Pastor Loehe died on 2 January 1872 at age 63. Following the traditional custom of the church of regarding what the world calls the date of death as the date of birth to eternity and commemorating its great models on those dates, our beloved synod commemorates him to-day.
I don't have a single profound thing to say about him. But as soon as I get caught up with Robert Barnes, he's next on my list. From what I can tell, I just gotta like this guy.
For one thing, his wife died after six years of marriage and he had four kids to raise by himself. I get that. Same thing happened to me after four years of marriage and two kids.

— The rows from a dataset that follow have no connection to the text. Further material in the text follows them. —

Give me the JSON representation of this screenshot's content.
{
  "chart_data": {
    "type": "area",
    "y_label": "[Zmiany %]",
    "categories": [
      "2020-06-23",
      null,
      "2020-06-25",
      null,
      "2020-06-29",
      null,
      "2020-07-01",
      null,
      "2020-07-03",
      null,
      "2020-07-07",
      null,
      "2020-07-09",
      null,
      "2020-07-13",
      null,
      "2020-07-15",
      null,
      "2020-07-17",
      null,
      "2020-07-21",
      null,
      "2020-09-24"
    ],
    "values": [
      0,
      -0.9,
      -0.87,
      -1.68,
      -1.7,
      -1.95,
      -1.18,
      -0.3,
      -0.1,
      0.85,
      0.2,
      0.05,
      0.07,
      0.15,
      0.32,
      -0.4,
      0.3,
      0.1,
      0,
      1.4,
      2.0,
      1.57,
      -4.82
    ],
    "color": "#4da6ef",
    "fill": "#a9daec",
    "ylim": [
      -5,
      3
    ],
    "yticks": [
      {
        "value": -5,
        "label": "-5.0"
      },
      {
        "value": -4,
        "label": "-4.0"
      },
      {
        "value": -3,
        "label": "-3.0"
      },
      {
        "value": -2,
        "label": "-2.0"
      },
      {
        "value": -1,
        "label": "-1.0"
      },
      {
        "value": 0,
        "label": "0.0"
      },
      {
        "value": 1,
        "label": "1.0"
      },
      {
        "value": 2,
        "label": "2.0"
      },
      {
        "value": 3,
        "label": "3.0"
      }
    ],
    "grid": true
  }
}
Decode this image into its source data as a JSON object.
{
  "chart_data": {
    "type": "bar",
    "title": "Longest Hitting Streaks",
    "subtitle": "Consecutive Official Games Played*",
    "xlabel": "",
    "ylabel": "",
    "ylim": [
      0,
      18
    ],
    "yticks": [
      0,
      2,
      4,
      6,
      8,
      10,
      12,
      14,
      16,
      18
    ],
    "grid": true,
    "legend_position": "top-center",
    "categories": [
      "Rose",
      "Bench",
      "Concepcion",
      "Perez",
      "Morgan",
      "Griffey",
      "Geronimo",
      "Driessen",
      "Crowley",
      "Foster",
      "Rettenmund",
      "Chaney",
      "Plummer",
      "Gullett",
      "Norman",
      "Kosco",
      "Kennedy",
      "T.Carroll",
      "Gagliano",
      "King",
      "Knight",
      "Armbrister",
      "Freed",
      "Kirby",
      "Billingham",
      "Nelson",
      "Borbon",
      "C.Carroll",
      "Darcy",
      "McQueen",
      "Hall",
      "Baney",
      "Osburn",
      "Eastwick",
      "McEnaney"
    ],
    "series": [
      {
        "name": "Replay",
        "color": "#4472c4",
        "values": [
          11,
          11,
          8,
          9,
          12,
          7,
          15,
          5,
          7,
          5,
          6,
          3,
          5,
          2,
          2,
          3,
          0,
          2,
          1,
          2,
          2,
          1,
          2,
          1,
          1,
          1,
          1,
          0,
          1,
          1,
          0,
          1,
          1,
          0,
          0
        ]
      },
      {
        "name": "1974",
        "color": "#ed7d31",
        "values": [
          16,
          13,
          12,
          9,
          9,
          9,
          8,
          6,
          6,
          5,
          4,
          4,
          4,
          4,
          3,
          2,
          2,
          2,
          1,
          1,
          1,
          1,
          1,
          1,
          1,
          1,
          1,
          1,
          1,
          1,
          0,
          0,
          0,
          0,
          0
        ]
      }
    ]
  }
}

But that's not all. Like me, he was a convert. He was real taken with our Confessions, and like people like that tend to be, was real taken with Lutheran liturgy, especially the mass, and making it central to parish life. Check. This also seems to have run him afoul of church leaders. Check. He had a real concern to get this message out, not just get a message out, get this message out. Check. To the extent that some saw him as a little too rough, too combative, and too conservative. Check. Yet he also had a concrete concern for physical as well as spiritual needs, not always found along with "conservatives". Check. He was Bavarian. Check -- hell, I'm not even German of any kind however I grew up in Minnesota and ended up at a university sponsored by a Benedictine abbey founded out of Abtei Metten in Bavaria with money from King Ludwig himself, with German still commonly heard at the time I was there. Judas at chapter, even my blog is Bavarian blau und weiss.
So maybe down the line I'll have something profound to say about him, but at this point I just gotta like the guy and it encourages me to find people like him behind our beloved synod and makes me feel at home.